There are discrepancies in the dates of execution based on materials from the ChGK (January 11, 1942) and according to the testimonies of witnesses (December 1941). This is probably due to the fact that there were two executions [2] .
Sources
- Adamushko V.I., Biryukova O.V., Kryuk V.P., Kudryakova G.A. Directory of places of forced detention of civilians in the occupied territory of Belarus 1941-1944. - Mn. : National Archive of the Republic of Belarus, State Committee for Archives and Record Keeping of the Republic of Belarus, 2001. - 158 p. - 2000 copies. - ISBN 985-6372-19-4 .
- V. Karasev. “Danina memory. Staronki Genatsidu Yareyskag settlement Vetryna ", the newspaper" Polatsky Vesnіk ", November 12, 2002 (Belarusian)
- VETRINO - article from the Russian Jewish Encyclopedia
- National Archives of the Republic of Belarus (NARB):
- fund 845, inventory 1, file 144, sheets 28-29;
- fund 845, inventory 1, file 64, sheets 26-27;
- fund 861, inventory 1, file 13, sheet 155;
- State Archive of the Russian Federation (GARF). - fund 7021, inventory 92, case 210, sheets 5 vol., 192, 195, 196 vol.-197;
- I.B. Karostsik, R.I. Maslouski, A. L. Petrashkevich i insh. (redkal.), S. S. Charnyanskaya (laying). “Memory. Polatsk Raion. " - Mn. : “Higher School”, 1999. - 700 p. - ISBN 985-06-0447-6 . (belor.)
- Shulman A. “The Last Witness”
Literature
- Smilovitsky L. L. The catastrophe of the Jews in Belarus, 1941-1944 . - Tel Aviv: Matthew Black Library, 2000 .-- 432 p. - ISBN 965-7094-24-0 .
- Yitzhak Arad . The extermination of the Jews of the USSR during the years of German occupation (1941-1944). Compilation of documents and materials, Jerusalem, Yad Vashem Publishing House , 1991, ISBN 9653080105
- Chernoglazova R. A., Kheer H. The tragedy of the Jews of Belarus in 1941-1944: a collection of materials and documents. - Ed. 2nd, rev. and more .. - Mn. : E. S. Halperin, 1997 .-- 398 p. - 1000 copies. - ISBN 985627902X .

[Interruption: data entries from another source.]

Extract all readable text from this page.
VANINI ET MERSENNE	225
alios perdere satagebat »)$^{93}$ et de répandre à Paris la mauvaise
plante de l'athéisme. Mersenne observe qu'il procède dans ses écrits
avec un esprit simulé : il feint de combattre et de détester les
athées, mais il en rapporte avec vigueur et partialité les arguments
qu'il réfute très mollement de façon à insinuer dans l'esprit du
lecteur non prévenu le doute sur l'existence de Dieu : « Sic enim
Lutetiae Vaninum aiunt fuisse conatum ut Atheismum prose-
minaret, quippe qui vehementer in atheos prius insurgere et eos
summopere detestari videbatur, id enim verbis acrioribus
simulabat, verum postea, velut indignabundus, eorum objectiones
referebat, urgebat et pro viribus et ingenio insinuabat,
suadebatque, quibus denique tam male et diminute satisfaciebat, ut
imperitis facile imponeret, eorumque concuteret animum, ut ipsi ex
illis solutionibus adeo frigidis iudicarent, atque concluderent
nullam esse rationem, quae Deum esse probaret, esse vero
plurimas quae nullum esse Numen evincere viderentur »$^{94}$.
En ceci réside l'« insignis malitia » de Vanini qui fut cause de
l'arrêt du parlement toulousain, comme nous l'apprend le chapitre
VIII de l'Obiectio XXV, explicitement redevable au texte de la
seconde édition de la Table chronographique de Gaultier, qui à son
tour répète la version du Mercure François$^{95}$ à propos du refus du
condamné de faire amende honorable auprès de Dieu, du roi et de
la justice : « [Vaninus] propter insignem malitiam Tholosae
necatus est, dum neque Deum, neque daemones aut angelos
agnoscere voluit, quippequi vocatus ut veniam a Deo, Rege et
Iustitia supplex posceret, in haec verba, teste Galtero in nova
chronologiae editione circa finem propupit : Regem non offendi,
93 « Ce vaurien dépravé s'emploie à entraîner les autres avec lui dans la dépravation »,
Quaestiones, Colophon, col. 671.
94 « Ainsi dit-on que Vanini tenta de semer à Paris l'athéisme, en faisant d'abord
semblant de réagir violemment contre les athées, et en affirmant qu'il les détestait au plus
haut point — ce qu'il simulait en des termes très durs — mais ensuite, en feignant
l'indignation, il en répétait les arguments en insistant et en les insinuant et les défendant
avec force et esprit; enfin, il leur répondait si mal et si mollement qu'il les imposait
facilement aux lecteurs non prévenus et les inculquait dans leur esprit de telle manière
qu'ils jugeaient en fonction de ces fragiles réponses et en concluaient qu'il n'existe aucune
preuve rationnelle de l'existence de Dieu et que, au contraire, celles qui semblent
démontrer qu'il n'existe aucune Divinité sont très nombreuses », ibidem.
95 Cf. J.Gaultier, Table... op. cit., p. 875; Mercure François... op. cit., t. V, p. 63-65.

- Vinnitsa G.R. Holocaust in the occupied territory of Eastern Belarus in 1941-1944. - Mn. : Ark, 2011 .-- 360 p. - 150 copies. - ISBN 978-985-6950-96-7 .
Notes
- ↑ 1 2 3 VETRINO - article from the Russian Jewish Encyclopedia
- ↑ 1 2 3 4 5 6 7 8 9 10 11 12 13 14 15 A. Shulman. Karasev Stone Chronicle Archived May 12, 2013 on Wayback Machine
- ↑ Periods of occupation of settlements of Belarus
- ↑ "Memory. Polatsk Raion ", 1999 , p. 187, 193.
- ↑ "Memory. Polatsk Raion ", 1999 , p. 143.
- ↑ 1 2 “Memory. Polatsk Raion ", 1999 , p. 147.
- ↑ 1 2 3 4 5 Handbook of places of detention, 2001 , p. 18.
- ↑ A. Kaganovich . Questions and objectives of the study of places of forced detention of Jews in Belarus in 1941-1944.